Qatar 2022 Representation, Sovereignty & the Politics of Hosting


curatorial introduction

This edition draws from a Master’s dissertation by Fatima, submitted in partial fulfilment of the MSc Politics & International Relations at SOAS University of London (2025).

The original research, titled Framing the Gulf: Western Media, Orientalism, and Qatar’s 2022 World Cup – An Analysis of Construction, Challenge, and Reinforcement of Orientalist Narratives, examined how Western media and political discourse constructed and contested narratives surrounding Qatar’s hosting of the 2022 FIFA World Cup.

Using qualitative discourse analysis grounded in Edward Said’s theory of Orientalism, the dissertation investigates how narratives surrounding corruption, labour, cultural norms, and symbolism were constructed, and how they were contested.

“The 2022 FIFA World Cup in Qatar was more than a major sports tournament.
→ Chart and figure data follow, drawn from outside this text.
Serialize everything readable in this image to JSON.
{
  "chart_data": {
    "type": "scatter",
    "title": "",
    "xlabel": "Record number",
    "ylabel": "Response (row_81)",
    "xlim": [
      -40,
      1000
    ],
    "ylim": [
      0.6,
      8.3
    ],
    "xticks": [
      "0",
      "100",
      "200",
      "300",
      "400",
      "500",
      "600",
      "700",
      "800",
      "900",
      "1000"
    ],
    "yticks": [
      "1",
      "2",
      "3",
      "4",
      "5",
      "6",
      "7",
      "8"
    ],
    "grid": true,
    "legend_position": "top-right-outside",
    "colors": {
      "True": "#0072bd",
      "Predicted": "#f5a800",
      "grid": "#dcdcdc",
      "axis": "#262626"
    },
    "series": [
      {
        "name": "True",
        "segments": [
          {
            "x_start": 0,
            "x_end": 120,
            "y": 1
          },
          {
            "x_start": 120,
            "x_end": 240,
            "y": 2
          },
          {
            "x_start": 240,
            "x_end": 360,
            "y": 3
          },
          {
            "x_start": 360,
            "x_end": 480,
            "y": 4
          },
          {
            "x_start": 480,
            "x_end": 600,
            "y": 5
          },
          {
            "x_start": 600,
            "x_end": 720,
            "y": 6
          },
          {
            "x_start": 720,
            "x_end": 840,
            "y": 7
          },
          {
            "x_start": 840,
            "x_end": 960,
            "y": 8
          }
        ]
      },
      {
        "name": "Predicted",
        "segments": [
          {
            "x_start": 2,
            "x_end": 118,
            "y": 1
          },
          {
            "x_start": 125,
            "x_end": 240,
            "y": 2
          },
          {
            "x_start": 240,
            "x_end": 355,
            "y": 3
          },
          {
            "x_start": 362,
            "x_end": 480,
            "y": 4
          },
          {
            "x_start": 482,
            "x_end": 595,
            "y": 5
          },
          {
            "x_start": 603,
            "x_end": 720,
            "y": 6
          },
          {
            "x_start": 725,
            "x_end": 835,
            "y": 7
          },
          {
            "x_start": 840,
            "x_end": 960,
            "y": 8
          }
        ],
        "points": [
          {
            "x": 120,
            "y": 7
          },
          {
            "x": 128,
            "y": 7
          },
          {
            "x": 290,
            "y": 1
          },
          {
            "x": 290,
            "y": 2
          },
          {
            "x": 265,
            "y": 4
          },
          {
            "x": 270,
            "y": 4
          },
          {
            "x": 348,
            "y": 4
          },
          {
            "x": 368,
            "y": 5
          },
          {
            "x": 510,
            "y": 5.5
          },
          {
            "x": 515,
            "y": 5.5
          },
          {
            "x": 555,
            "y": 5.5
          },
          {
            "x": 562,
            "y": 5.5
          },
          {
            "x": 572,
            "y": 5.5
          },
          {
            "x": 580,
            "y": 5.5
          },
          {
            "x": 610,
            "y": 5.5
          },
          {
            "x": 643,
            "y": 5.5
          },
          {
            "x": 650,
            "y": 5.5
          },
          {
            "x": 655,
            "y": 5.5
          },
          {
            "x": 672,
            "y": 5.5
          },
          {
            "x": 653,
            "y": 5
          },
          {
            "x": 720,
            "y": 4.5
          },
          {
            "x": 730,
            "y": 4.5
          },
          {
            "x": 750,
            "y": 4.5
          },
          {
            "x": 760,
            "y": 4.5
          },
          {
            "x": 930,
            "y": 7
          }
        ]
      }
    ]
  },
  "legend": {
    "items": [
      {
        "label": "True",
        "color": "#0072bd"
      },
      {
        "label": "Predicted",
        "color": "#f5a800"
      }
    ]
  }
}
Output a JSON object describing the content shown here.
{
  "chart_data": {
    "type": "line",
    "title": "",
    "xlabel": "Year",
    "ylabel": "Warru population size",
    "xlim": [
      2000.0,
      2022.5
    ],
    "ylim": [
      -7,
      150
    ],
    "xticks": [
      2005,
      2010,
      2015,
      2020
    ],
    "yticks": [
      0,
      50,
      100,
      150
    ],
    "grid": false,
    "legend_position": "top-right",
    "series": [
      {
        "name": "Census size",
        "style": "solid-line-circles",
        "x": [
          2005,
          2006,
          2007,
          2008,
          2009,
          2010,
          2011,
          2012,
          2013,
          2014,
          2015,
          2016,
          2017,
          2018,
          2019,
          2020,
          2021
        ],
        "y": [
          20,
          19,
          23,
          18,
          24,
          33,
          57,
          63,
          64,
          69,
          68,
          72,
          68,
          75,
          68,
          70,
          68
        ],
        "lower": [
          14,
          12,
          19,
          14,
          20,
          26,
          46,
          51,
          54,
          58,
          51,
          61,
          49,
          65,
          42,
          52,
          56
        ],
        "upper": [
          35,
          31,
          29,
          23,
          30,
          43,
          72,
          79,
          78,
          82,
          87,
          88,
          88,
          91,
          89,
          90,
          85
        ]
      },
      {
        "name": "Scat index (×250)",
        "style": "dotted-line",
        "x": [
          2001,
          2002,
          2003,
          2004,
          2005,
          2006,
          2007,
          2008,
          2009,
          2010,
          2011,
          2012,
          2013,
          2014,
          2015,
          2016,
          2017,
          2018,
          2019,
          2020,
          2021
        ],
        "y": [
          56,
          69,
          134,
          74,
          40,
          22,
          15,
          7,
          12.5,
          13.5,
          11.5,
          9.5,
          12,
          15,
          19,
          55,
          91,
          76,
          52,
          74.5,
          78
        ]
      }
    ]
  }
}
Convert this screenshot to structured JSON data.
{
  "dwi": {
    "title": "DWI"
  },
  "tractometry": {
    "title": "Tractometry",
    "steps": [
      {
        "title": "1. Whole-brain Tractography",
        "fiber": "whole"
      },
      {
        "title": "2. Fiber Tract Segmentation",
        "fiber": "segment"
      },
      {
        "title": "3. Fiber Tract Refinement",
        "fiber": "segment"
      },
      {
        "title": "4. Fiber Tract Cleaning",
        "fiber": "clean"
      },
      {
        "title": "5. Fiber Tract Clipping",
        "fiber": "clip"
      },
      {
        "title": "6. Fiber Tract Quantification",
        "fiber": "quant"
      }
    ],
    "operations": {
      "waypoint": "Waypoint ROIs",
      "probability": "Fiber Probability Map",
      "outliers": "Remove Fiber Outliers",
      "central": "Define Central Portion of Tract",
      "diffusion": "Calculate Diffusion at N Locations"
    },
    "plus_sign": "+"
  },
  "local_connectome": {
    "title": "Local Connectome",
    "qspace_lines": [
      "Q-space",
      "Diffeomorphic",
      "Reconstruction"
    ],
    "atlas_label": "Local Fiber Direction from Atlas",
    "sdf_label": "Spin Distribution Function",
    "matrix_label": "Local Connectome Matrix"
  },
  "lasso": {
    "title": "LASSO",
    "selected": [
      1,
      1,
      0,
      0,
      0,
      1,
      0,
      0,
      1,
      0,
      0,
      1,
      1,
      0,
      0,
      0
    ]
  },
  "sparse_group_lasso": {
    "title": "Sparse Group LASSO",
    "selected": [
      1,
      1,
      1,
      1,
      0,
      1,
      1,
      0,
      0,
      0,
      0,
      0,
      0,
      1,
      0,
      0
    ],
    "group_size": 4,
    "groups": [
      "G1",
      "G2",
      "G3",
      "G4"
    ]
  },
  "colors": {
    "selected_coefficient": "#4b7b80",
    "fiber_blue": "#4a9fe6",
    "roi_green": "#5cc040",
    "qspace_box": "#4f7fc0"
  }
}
It became a stage for competing narratives about culture and legitimacy.”

This entry follows the structure and findings of the original research.

research framework

The dissertation applies discourse analysis to English-language Western media coverage and political commentary surrounding the tournament.

Drawing on Said’s theory of Orientalism, it situates contemporary reporting within longer historical patterns in which the West constructs the East as inferior, irrational, or in need of supervision.

The focus of the study is representation: how language, imagery, and framing shape global perceptions of the Gulf.

hosting & historic context

The 2022 FIFA World Cup marked the first time the tournament was hosted in the Arab and Muslim world.

The dissertation situates this milestone within broader geopolitical shifts in global sport and soft power projection.

Qatar’s hosting disrupted established expectations regarding the geography of major international tournaments.

execution & delivery

Beyond discourse, the tournament’s logistical execution formed a central dimension of its significance.

The event unfolded across newly constructed stadiums connected through a compact transport network. Infrastructure operated cohesively, international arrivals were absorbed within short geographic distances, and security systems functioned without major systemic disruption.

The tournament concluded successfully.

This outcome matters because the dissertation frames Qatar 2022 as:

“a symbolic arena in which narratives of Arab modernity and Western superiority were simultaneously reproduced and contested.”

Execution itself became part of that contestation.

The ability to host at scale and deliver directly unsettled longstanding assumptions about capacity and governance in the region.

media narratives & legitimacy

From the moment Qatar secured the bid, corruption allegations and legitimacy concerns featured prominently in Western coverage.

Western media and sporting authorities appeared unable to make sense of the idea of an Arab host and thus resorted to framing Qatar’s success as the product of corruption and bribery.”

The dissertation argues that such framing reproduced established Orientalist tropes in which non-Western actors are positioned as inherently suspect.

Legitimacy was frequently debated prior to the tournament’s execution.

labour, reform & moral authority 

Labour conditions became central to international reporting in the lead-up to the tournament.

Mortality statistics and worker protections were repeatedly foregrounded in Western outlets.

“The selective application of moral concern suggests that such interventions are less about universal principles and more about reinforcing a hierarchy in which the West dictates the moral terms.”

The study examines how scrutiny operated alongside regulatory reforms introduced before the tournament.

Labour discourse, the dissertation argues, reflected broader hierarchies embedded in global representation.

cultural norms & sovereignty

Alcohol policies and social codes were frequently interpreted through external frameworks.

“Western media reinforced Orientalist narratives by framing local laws and practices as inherently problematic and in need of external judgement.”

Reporting during the tournament documented varied responses from attendees, including women who described feeling safer in alcohol-free stadium environments and families who characterised the atmosphere as accessible and orderly.

The dissertation situates these debates within broader questions of sovereignty and cultural authority.

symbolism

The presentation of the bisht to Lionel Messi became one of the most widely circulated images of the tournament

“Western narratives surrounding the ‘Bisht moment’ sought to undermine and redefine Arab culture.”

The dissertation identifies this moment as emblematic of how cultural gestures were reinterpreted through political lenses.

tournament outcome & broader implications

Despite sustained scrutiny in global media, the tournament concluded without major infrastructural disruption.

The dissertation concludes:

“The tournament thus both reinforced and unsettled prevailing narratives.”

Qatar 2022 functioned simultaneously as sporting event and representational turning point, amplifying both critique and regional visibility.